"Wien, Wien nur du allein, sollst die Stadt meiner Träume sein", wusste schon Wienerlied-Komponist Rudolf Sieczynski. Und es sind jene Träume, die das Ballett beim Neujahrskonzert als Österreich-Werbung vermittelt: Walzer-Glückseligkeit und Polka-Lebensfreude. Heuer zeichnet Renato Zanella für die Choreografie des Wiener Staatsballetts verantwortlich. Es ist bereits sein neuntes Mal: "Ich glaube, ich habe inzwischen in Wien fast alle Palais kennengelernt", sagt der ehemalige und langjährige Chef des Ensembles lachend im Gespräch mit der "Wiener Zeitung".
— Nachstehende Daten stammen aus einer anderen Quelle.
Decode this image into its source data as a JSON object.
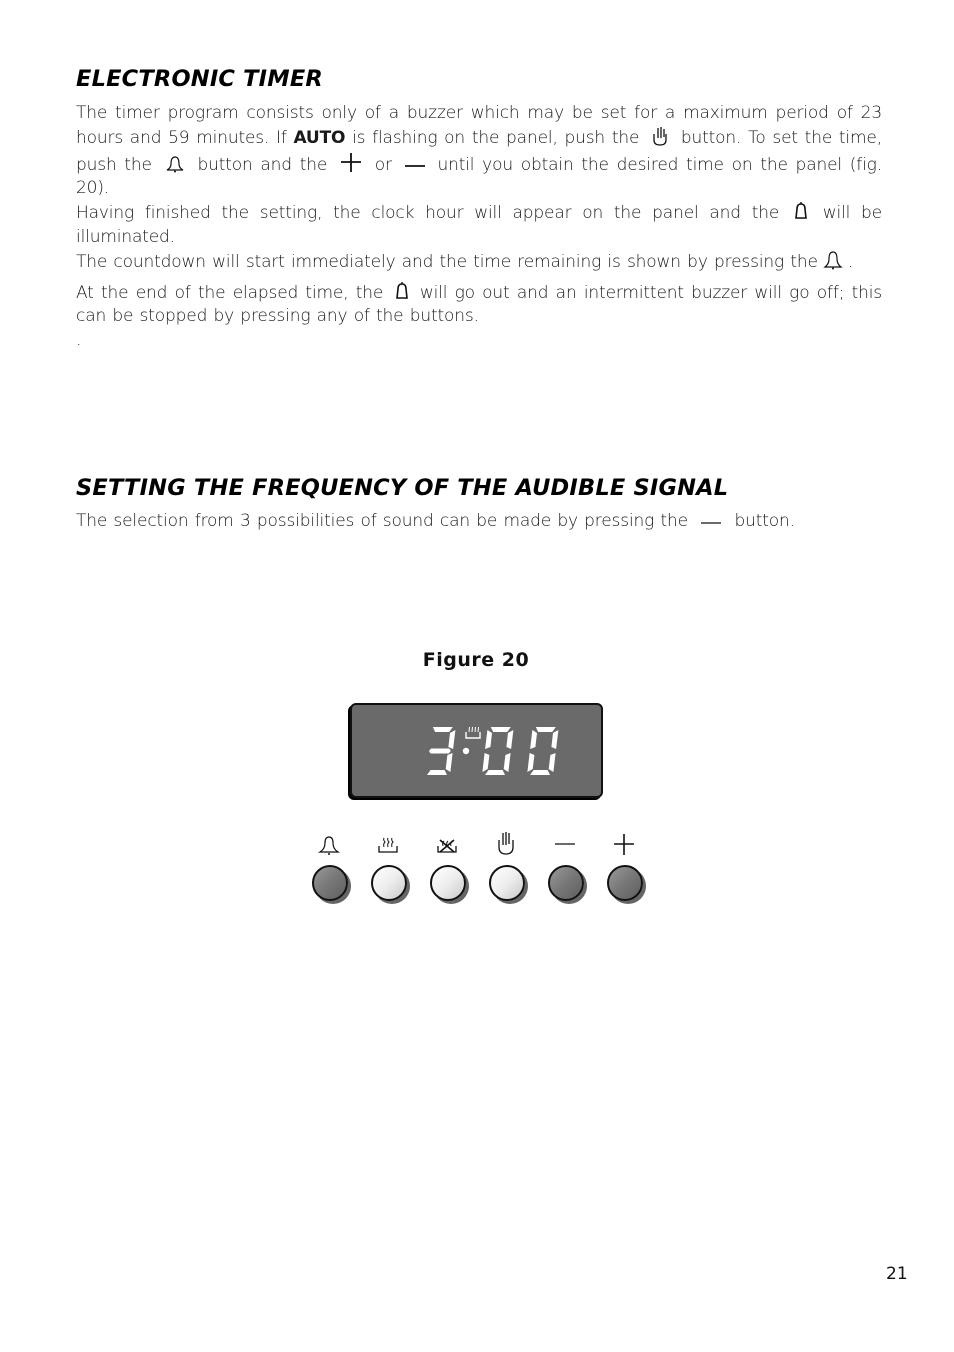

"Die Philharmoniker zu hören, im Musikvereinssaal zu sein, das Ambiente . . .", das sei wirklich etwas Besonderes. Doch weshalb ist er im Musikvereinssaal? In den letzten Jahren wurden doch die Balletteinlagen im Sommer bereits aufgezeichnet? "Das sollte eigentlich eine Überraschung sein!", so Zanella, denn heuer wird die Polka live im Musikvereinssaal von sechs Studierenden der Ballettakademie getanzt. "Mit dem Schwung und der Energie, die die Polka vermittelt, haben wir uns etwas Freudiges dazu einfallen lassen", beschreibt der Tanzschaffende die Choreografie zu "Auf zum Tanze" von Johann Strauß Sohn. Natürlich ist dieses live getanzte Stück ein zusätzlicher Nervenkitzel: "Wir haben nur eine Probe mit Publikum, und es sind Eleven, zwar mit großem Talent, aber keine Profis. Und die Proben sind nicht leicht, denn hier sind auch die Kamerapositionen zu berücksichtigen", sagt Zanella. "Das heißt, noch einmal und noch einmal und noch einmal ... Sie waren wirklich sehr brav. Für sie ist es eine wichtige Bühnenerfahrung."

Hingegen wurde der Walzer "Hereinspaziert" aus der Operette "Der Schätzmeister" von Carl Michael Ziehrer in der Hermesvilla mit dem Wiener Staatsballett aufgezeichnet. Das Jagdschloss war einst ein Geschenk von Kaiser Franz Joseph an Sisi, deren Geburtstag sich 2017 zum 180. Mal jährt, ebenso der 130. Jahrestag, an dem die Kaiserin erstmals in ihrem "Schloss der Träume" übernachtete. "Ich ließ mich von den Räumlichkeiten, von der Architektur, dem Park und von der Persönlichkeit, die hier gelebt hat, inspirieren", erzählt der Choreograf. Mitspracherecht bei der Auswahl der Drehorte hat er jedoch nicht: "Das wird vorab bestimmt. Es gibt eine Besichtigung mit dem Regisseur, und dann entwickle ich ein Konzept." Alles in Zusammenarbeit mit dem Regisseur Michael Beyer, der 2017 zum vierten Mal in Folge die Live-Übertragung des Neujahrskonzerts sowie zum siebenten Mal die Regie der Ballett-Bilder verantwortet. Die fünf Tänzerpaare (Liudmila Konovalova und Robert Gabdullin, Ketevan Papava und Eno Peci, Nina Poláková und Denys Cherevychko, Franziska Wallner-Hollinek und Mihail Sosnovschi sowie Alice Firenze und Davide Dato) werden in Kostümen von Christof Cremer zu sehen sein, die laut Zanella eine Brücke zwischen der Vergangenheit und dem Heute schlagen werden.

Auch privat ist der Choreograf Fan des Neujahrskonzerts: "Es war ein Fixtermin meiner Eltern, und sie haben uns Kindern erlaubt, es mitanzusehen. Das war auch bei uns Tradition. Und ich finde es so schön, dass jetzt meine Kinder diese Tradition miterleben und fortführen."